Life insurers are also looking at opportunities to market/cross-sell products. AIA Australia has already ventured down this path with a partnership between AIA, not-for-profit health fund GMHBA, and South African financial services provider Discovery with the launch of myOwn, which offers a broad range of health insurance cover options bundled together within AIA’s Vitality health and wellness program. Other insurers may follow such changes, seeking out other opportunities to cross-sell insurance.
Insurers also have opportunities to utilise their digital platforms to cross-sell. Rakuten, a Japanese e-commerce company,10 has been selling life insurance for a few years now, leveraging its customer data and digital platform, while Air Asia is utilising its strong digital platform to cross-sell insurance products through Tune Insurance.

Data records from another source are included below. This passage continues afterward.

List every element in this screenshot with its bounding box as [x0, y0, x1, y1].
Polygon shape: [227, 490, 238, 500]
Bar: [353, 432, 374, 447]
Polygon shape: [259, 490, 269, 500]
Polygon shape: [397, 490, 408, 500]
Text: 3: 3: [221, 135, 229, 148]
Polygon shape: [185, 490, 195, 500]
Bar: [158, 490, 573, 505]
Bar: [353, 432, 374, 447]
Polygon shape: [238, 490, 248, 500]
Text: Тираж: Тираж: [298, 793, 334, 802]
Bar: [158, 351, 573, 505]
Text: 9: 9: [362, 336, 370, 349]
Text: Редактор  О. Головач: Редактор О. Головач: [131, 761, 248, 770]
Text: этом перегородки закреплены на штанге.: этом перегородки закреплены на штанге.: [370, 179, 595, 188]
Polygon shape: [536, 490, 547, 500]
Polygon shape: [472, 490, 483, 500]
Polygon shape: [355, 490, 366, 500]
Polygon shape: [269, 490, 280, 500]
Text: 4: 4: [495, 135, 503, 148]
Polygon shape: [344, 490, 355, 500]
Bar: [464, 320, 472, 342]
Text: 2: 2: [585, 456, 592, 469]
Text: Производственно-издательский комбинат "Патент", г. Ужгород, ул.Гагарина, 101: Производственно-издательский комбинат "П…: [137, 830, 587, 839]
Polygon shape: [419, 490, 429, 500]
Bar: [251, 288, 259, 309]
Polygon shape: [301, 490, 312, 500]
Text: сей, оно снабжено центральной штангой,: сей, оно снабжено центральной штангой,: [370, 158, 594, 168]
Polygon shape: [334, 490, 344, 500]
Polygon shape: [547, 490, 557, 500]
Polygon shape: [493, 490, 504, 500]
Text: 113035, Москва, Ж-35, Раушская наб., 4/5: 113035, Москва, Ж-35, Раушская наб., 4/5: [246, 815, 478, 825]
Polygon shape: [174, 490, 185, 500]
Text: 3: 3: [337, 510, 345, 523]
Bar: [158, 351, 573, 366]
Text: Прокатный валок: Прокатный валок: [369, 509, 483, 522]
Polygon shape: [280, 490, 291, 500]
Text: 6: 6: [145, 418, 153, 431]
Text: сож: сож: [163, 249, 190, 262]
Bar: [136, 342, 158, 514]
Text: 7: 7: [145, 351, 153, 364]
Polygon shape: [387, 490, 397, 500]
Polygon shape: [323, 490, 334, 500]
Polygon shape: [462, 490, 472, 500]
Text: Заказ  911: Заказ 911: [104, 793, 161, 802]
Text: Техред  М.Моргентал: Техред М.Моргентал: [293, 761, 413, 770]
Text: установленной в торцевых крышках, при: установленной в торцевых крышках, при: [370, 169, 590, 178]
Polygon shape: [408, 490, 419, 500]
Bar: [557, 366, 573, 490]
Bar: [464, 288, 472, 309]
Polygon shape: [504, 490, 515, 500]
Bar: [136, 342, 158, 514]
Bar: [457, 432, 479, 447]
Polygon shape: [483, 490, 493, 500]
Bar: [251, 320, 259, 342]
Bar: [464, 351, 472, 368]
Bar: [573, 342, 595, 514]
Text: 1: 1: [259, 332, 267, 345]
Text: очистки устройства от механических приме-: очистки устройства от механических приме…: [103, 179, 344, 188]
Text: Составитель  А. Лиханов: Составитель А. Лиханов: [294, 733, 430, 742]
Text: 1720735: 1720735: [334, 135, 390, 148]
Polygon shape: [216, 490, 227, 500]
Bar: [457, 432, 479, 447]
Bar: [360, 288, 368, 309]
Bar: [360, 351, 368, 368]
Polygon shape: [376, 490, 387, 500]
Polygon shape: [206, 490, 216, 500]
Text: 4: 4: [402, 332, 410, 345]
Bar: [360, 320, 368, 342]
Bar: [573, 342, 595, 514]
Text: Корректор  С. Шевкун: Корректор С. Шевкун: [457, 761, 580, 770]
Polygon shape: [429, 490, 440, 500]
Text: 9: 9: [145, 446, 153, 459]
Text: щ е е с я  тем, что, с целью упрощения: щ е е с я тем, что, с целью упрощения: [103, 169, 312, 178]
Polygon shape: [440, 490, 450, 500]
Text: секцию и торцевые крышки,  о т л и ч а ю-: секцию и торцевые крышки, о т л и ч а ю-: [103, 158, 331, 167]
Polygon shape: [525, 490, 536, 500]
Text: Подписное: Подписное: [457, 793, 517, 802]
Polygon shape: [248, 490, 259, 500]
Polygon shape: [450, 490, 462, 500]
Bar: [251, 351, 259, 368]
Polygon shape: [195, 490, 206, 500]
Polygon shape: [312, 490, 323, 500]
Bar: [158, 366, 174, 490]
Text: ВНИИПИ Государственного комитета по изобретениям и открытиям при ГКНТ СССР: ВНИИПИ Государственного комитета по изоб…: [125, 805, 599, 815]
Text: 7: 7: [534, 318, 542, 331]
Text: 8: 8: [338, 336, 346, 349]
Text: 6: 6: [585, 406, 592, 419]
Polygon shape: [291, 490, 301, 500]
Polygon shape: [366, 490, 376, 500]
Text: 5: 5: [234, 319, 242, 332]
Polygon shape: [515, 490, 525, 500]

Insurtech is a hot-topic with seminars occurring regularly throughout the insurance world. There are several incubators for start-ups in Australia, many pairing with incumbents for guidance and funding. While it remains hard for new players to enter the insurance space due to the stringent capital and regulatory requirements, many still remain interested in the opportunities to engage with the industry. Funding and interest in developments have increased. According to the 2017 Q2 Insurtech Report, insurtech funding exceeded USD$1 billion for the first half of the year, with the majority being in the life and health sectors. This level of activity includes 31 investments in the second quarter by incumbent insurers and reinsurers in private technology-related transactions, which was the highest level since the survey commenced in 2012.9
What all of this means is that the pace of technological change for the life insurance industry is likely to become even more rapid and that if any problems develop they may need to be tackled through trial and error (a process that can also be expedited via technology). As we mentioned at the beginning of this article, though, major disruptions typically lead to greater quality of life. This future calls upon us to be at our best in adapting and in embracing innovation, and guarantees that it will be exciting!